La preparación no tiene secretos: En un recipiente grande derrite las grasas duras (manteca de cerdo, coco, palma…). Luego, añade las delicadas (karité, babasú, cacao) en trocitos para que se derritan con el calor residual. Si no se terminan de derretir, ya sabes, chute de microondas o vitro, o lo que sea que utilizaras para las grasas duras. Por último, añade los aceites líquidos y remueve bien, y distribuye la mezcla entre varias botellas. Ideales, por supuesto, las de aceite de oliva vacías, o las de cualquier otro aceite. ¡Reciclaje a tope! A no ser que vivas en un lugar muuuuy frío, las grasas sólidas seguirán líquidas. Puede que se posen un poco, pero nada más.

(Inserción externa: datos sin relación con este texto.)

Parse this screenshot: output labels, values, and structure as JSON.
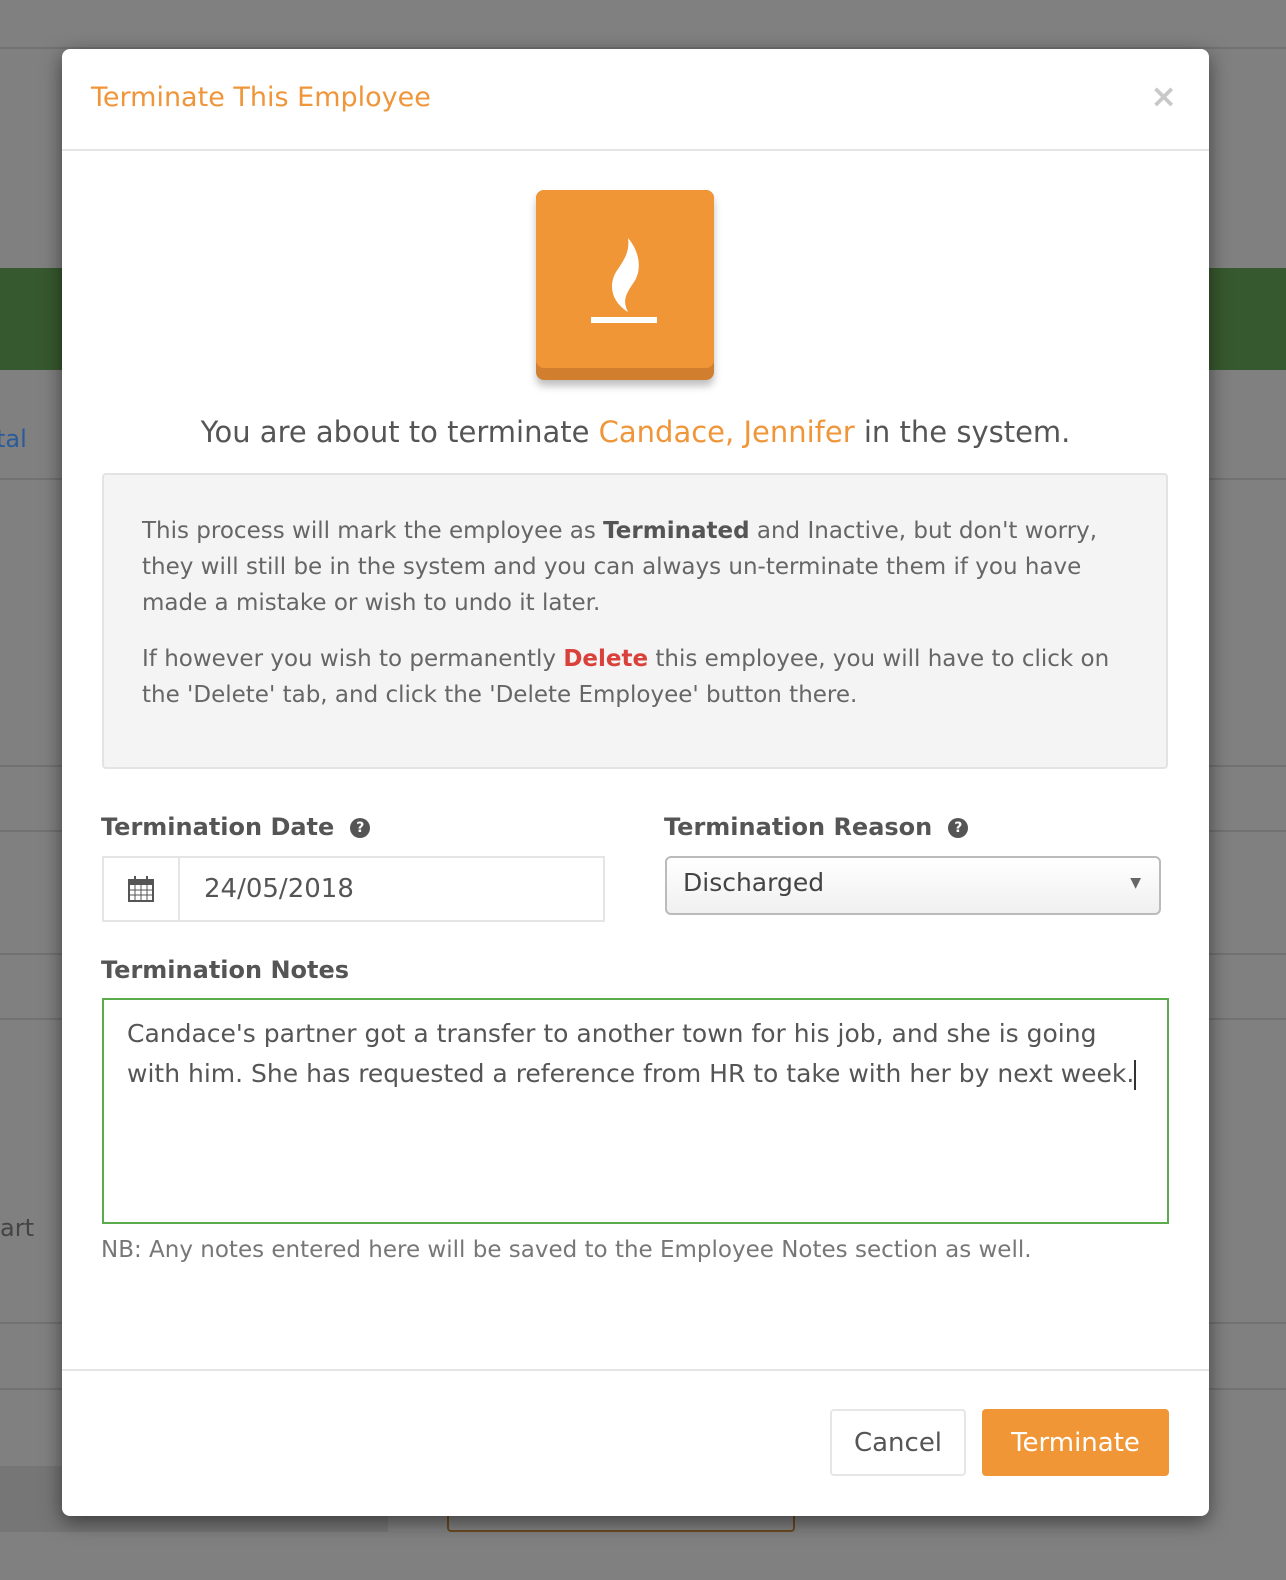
{
  "background": {
    "left_text_1": "tal",
    "left_text_2": "art"
  },
  "modal": {
    "title": "Terminate This Employee",
    "close_label": "×",
    "icon": "fire-icon",
    "heading_prefix": "You are about to terminate ",
    "employee_name": "Candace, Jennifer",
    "heading_suffix": " in the system.",
    "info": {
      "p1_a": "This process will mark the employee as ",
      "p1_bold": "Terminated",
      "p1_b": " and Inactive, but don't worry, they will still be in the system and you can always un-terminate them if you have made a mistake or wish to undo it later.",
      "p2_a": "If however you wish to permanently ",
      "p2_bold": "Delete",
      "p2_b": " this employee, you will have to click on the 'Delete' tab, and click the 'Delete Employee' button there."
    },
    "date_label": "Termination Date",
    "date_value": "24/05/2018",
    "reason_label": "Termination Reason",
    "reason_value": "Discharged",
    "help_icon": "?",
    "notes_label": "Termination Notes",
    "notes_value": "Candace's partner got a transfer to another town for his job, and she is going with him. She has requested a reference from HR to take with her by next week.",
    "nb": "NB: Any notes entered here will be saved to the Employee Notes section as well.",
    "cancel_label": "Cancel",
    "terminate_label": "Terminate"
  },
  "colors": {
    "accent": "#f09637",
    "danger": "#d9413a",
    "focus": "#5cab4c"
  }
}
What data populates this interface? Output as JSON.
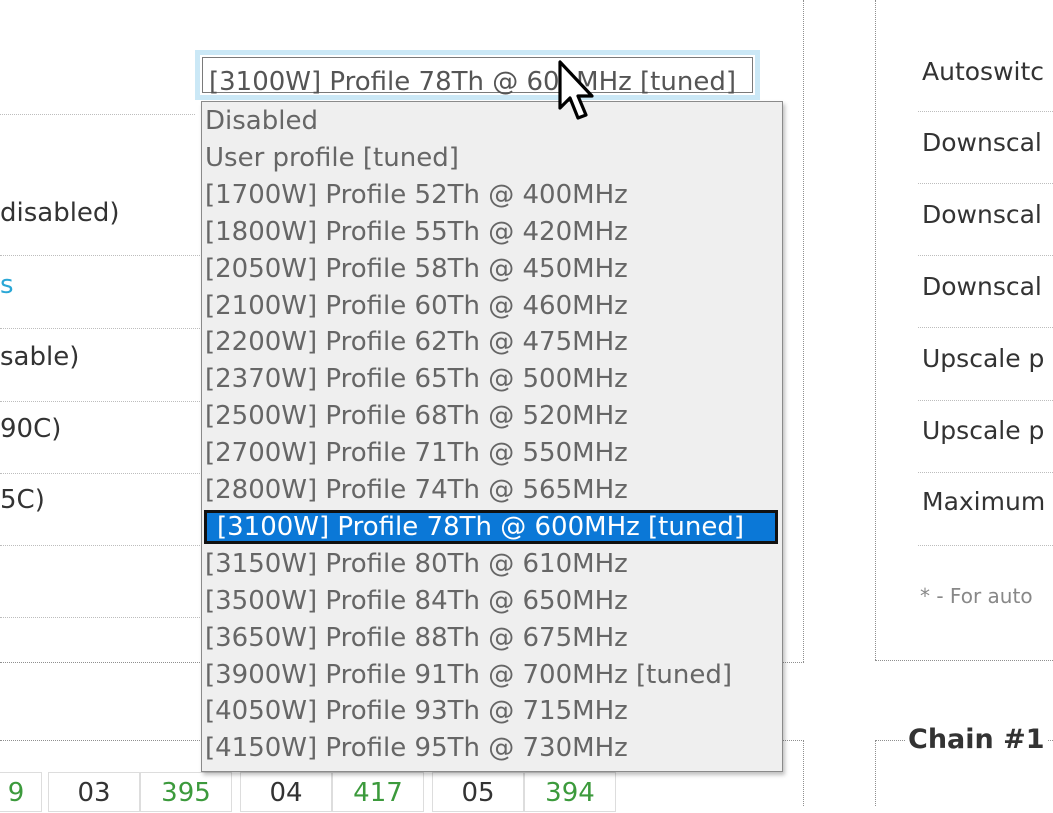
{
  "left_panel": {
    "rows": [
      {
        "text": " disabled)",
        "color": "#333333"
      },
      {
        "text": "s",
        "color": "#2aa7d6"
      },
      {
        "text": "sable)",
        "color": "#333333"
      },
      {
        "text": "90C)",
        "color": "#333333"
      },
      {
        "text": "5C)",
        "color": "#333333"
      }
    ]
  },
  "profile_select": {
    "selected_value": "[3100W] Profile 78Th @ 600MHz [tuned]",
    "options": [
      "Disabled",
      "User profile [tuned]",
      "[1700W] Profile 52Th @ 400MHz",
      "[1800W] Profile 55Th @ 420MHz",
      "[2050W] Profile 58Th @ 450MHz",
      "[2100W] Profile 60Th @ 460MHz",
      "[2200W] Profile 62Th @ 475MHz",
      "[2370W] Profile 65Th @ 500MHz",
      "[2500W] Profile 68Th @ 520MHz",
      "[2700W] Profile 71Th @ 550MHz",
      "[2800W] Profile 74Th @ 565MHz",
      "[3100W] Profile 78Th @ 600MHz [tuned]",
      "[3150W] Profile 80Th @ 610MHz",
      "[3500W] Profile 84Th @ 650MHz",
      "[3650W] Profile 88Th @ 675MHz",
      "[3900W] Profile 91Th @ 700MHz [tuned]",
      "[4050W] Profile 93Th @ 715MHz",
      "[4150W] Profile 95Th @ 730MHz"
    ],
    "highlighted_index": 11,
    "highlight_color": "#0b78d7"
  },
  "right_panel": {
    "rows": [
      "Autoswitc",
      "Downscal",
      "Downscal",
      "Downscal",
      "Upscale p",
      "Upscale p",
      "Maximum"
    ],
    "note": "* - For auto"
  },
  "chain": {
    "title": "Chain #1",
    "cells": [
      {
        "text": "9",
        "color": "green"
      },
      {
        "text": "03",
        "color": "dark"
      },
      {
        "text": "395",
        "color": "green"
      },
      {
        "text": "04",
        "color": "dark"
      },
      {
        "text": "417",
        "color": "green"
      },
      {
        "text": "05",
        "color": "dark"
      },
      {
        "text": "394",
        "color": "green"
      }
    ]
  }
}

Solo hay que tener en cuenta dos cosas: los aceites y grasas abultan más que pesan. Es decir, aquí estamos calculando por gramos, que es una medida de peso (¡no me digas, Sherlock!), pero las botellas serán generalmente de litro, que es una medida de capacidad. Y un kilo de aceite abulta más de un litro, así que ten preparadas más botellas que kilos de mezcla vayas a hacer. La otra es que algunas grasas se posarán, así que habrá que agitar la botella antes de sacar la cantidad que quieras. Por tanto, mejor no las llenes hasta arriba del todo.

Preparar solución de sosa 1:1 y la mezcla de aceites lleva poco tiempo más si duplicas o triplicas la cantidad, y el tiempo que te ahorras luego no tiene precio. De nada.